Fine sentiments, and he did mention that America is "an idea, a cause worth fighting for." But what is that idea or that cause? He didn't say. He never mentioned the Constitution, or the Declaration, or the freedom that has made America a beacon to the world. Indeed, his message seemed less like Lincoln's and more like John F. Kennedy's "Ask not what your country can do for you — ask what you can do for your country."
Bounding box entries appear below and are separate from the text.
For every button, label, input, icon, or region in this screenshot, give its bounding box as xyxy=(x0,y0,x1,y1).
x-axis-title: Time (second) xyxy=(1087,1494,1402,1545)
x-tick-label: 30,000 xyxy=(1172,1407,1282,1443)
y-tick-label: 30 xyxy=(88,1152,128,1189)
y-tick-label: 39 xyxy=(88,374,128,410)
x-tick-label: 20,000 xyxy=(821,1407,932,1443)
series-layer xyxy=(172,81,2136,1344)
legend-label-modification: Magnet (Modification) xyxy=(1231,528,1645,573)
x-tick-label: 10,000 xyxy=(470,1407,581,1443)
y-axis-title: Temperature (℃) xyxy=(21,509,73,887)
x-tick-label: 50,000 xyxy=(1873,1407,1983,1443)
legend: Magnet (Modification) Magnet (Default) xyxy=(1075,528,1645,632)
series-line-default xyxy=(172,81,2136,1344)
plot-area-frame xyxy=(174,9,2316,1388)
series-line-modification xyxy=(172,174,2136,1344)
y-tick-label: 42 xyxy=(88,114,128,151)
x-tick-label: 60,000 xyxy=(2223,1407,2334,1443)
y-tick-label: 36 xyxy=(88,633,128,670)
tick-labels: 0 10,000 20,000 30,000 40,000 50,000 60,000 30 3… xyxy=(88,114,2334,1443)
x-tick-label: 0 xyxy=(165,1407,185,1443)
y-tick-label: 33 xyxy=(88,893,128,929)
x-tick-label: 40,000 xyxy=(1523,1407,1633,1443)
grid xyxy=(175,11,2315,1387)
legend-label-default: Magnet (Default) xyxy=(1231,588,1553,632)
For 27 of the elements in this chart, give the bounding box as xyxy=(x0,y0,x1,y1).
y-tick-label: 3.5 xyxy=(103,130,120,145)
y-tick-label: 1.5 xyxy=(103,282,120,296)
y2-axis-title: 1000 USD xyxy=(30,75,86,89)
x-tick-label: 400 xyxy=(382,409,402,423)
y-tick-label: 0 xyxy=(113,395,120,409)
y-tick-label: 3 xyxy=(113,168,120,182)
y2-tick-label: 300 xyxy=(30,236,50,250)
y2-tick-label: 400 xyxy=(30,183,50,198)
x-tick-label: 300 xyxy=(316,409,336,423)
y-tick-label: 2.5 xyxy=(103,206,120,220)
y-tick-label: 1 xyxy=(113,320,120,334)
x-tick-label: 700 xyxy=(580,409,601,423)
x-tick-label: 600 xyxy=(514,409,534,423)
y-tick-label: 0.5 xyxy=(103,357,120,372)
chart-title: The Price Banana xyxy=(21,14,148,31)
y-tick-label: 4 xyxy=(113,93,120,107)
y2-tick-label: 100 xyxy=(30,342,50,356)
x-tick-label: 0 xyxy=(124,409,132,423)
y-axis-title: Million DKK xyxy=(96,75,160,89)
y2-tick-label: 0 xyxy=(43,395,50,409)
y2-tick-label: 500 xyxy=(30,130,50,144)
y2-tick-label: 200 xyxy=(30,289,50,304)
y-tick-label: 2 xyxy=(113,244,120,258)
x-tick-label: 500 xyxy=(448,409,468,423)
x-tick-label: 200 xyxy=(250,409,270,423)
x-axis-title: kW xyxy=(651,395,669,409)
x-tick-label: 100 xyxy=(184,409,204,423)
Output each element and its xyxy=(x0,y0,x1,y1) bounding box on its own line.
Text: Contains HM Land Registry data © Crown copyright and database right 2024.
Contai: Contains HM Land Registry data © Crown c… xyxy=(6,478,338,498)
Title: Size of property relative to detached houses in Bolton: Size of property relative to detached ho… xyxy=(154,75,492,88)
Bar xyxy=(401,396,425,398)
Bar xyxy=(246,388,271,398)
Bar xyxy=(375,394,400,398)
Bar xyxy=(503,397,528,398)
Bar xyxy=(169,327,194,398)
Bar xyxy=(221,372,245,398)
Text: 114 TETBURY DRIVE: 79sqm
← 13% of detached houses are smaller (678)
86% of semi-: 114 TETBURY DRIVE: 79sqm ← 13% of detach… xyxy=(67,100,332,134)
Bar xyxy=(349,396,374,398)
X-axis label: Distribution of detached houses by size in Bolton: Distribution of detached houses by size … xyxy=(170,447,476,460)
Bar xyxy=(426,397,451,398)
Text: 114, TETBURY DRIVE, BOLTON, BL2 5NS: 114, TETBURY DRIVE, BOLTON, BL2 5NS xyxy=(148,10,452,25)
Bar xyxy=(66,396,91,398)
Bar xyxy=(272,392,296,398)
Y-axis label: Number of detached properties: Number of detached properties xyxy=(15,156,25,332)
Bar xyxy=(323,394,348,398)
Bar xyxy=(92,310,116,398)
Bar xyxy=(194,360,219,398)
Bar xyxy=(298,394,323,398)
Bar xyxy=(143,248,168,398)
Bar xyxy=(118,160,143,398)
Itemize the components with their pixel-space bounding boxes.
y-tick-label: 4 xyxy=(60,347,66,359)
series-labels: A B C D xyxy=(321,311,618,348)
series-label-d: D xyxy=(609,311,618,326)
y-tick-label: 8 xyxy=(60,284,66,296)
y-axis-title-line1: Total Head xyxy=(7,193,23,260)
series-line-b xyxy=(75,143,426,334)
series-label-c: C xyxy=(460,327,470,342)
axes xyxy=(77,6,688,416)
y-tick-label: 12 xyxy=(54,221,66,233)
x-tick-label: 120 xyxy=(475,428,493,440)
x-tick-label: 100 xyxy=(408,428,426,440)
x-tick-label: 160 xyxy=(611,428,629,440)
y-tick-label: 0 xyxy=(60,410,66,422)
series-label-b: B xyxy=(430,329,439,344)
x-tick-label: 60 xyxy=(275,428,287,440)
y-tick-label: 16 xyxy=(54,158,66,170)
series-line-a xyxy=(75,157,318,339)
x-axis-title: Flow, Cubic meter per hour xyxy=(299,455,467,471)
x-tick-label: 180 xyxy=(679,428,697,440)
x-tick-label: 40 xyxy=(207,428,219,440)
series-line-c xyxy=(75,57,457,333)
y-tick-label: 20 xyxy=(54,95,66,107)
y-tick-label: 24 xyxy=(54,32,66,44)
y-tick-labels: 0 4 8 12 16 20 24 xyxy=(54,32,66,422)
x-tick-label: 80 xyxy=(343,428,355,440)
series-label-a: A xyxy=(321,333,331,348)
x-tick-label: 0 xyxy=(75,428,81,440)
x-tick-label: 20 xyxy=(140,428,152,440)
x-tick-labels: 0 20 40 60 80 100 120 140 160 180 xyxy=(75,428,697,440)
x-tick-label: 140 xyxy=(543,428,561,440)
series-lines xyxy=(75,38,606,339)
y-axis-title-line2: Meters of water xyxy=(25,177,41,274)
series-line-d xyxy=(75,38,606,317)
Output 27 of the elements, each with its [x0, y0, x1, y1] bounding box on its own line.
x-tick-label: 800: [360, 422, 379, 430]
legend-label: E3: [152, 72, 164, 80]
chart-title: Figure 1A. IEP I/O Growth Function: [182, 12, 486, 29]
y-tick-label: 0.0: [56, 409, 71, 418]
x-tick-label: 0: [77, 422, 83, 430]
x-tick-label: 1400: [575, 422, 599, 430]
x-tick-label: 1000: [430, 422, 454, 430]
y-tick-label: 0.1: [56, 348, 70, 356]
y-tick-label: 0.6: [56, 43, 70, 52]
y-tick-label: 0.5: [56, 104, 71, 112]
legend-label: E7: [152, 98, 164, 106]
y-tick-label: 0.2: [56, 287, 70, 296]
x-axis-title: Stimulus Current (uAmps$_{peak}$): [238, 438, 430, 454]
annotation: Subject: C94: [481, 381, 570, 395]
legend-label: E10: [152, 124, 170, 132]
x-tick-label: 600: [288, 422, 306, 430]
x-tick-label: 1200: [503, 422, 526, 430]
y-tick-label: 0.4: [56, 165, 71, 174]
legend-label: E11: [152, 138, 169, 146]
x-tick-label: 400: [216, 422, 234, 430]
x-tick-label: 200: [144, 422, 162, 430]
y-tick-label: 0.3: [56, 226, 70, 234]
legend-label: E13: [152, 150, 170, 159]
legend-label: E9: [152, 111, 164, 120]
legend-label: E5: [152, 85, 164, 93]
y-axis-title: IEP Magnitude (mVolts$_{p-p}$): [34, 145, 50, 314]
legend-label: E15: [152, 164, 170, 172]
Posted on September 5, 2008  Posted to Cato@Liberty

Johan Norberg vs. Naomi Klein, Round 3 by David Boaz

Last May Johan Norberg wrote a devastating critique of Naomi Klein's book The Shock Doctrine: The Rise of Disaster Capitalism. (Watch him talk about it here.) In his paper, "The Klein Doctrine: The Rise of Disaster Polemics," he took her book apart:
The Shock Doctrine purports to be an exposé of the ruthless nature of free-market capitalism and its chief recent exponent, Milton Friedman. Klein argues that capitalism goes hand in hand with dictatorship and brutality and that dictators and other unscrupulous political figures take advantage of "shocks"—catastrophes real or manufactured—to consolidate their power and implement unpopular market reforms. ... Klein's analysis is hopelessly flawed at virtually every level. Friedman's own words reveal him to be an advocate of peace, democracy, and individual rights. He argued that gradual economic reforms were often preferable to swift ones and that the public should be fully informed about them, the better to prepare themselves in advance. Further, Friedman condemned the Pinochet regime and opposed the war in Iraq. Klein's historical examples also fall apart under scrutiny. For example, Klein alleges that the Tiananmen Square crackdown was intended to crush opposition to pro-market reforms, when in fact it caused liberalization to stall for years. She also argues that Thatcher used the Falklands War as cover for her unpopular economic policies, when actually those economic policies and their results enjoyed strong public support. Klein's broader empirical claims fare no better. Surveys of political and economic freedom reveal that the less politically free regimes tend to resist market liberalization, while those states with greater political freedom tend to pursue economic freedom as well.
Now Naomi Klein has responded to Norberg's critique. (Though she can't bring herself to name him. No point in giving your critic free advertising, calculates the author of No Logo. Norberg muses, "I think it’s because it sounds more David-and-Goliath if she is not criticised by a young Swede, but by 'The Cato Institute.'") And Norberg has fired back with another refutation. This time, he finds,

Her response is selective, includes new mistakes, and backs away from some of the claims that she has made without acknowledging it. ...she also has nothing to say about the fact that all of her central claims are under attack

From describing Friedman--and Cato!--as neoconservatives, to slyly implying that Friedman supported land theft in Sri Lanka, to juggling statistics and years, Klein is once again revealed to be building a shocking indictment on a foundation of sand. For a book on globalization that makes sense, skip Naomi Klein and read Johan Norberg's In Defense of Global Capitalism.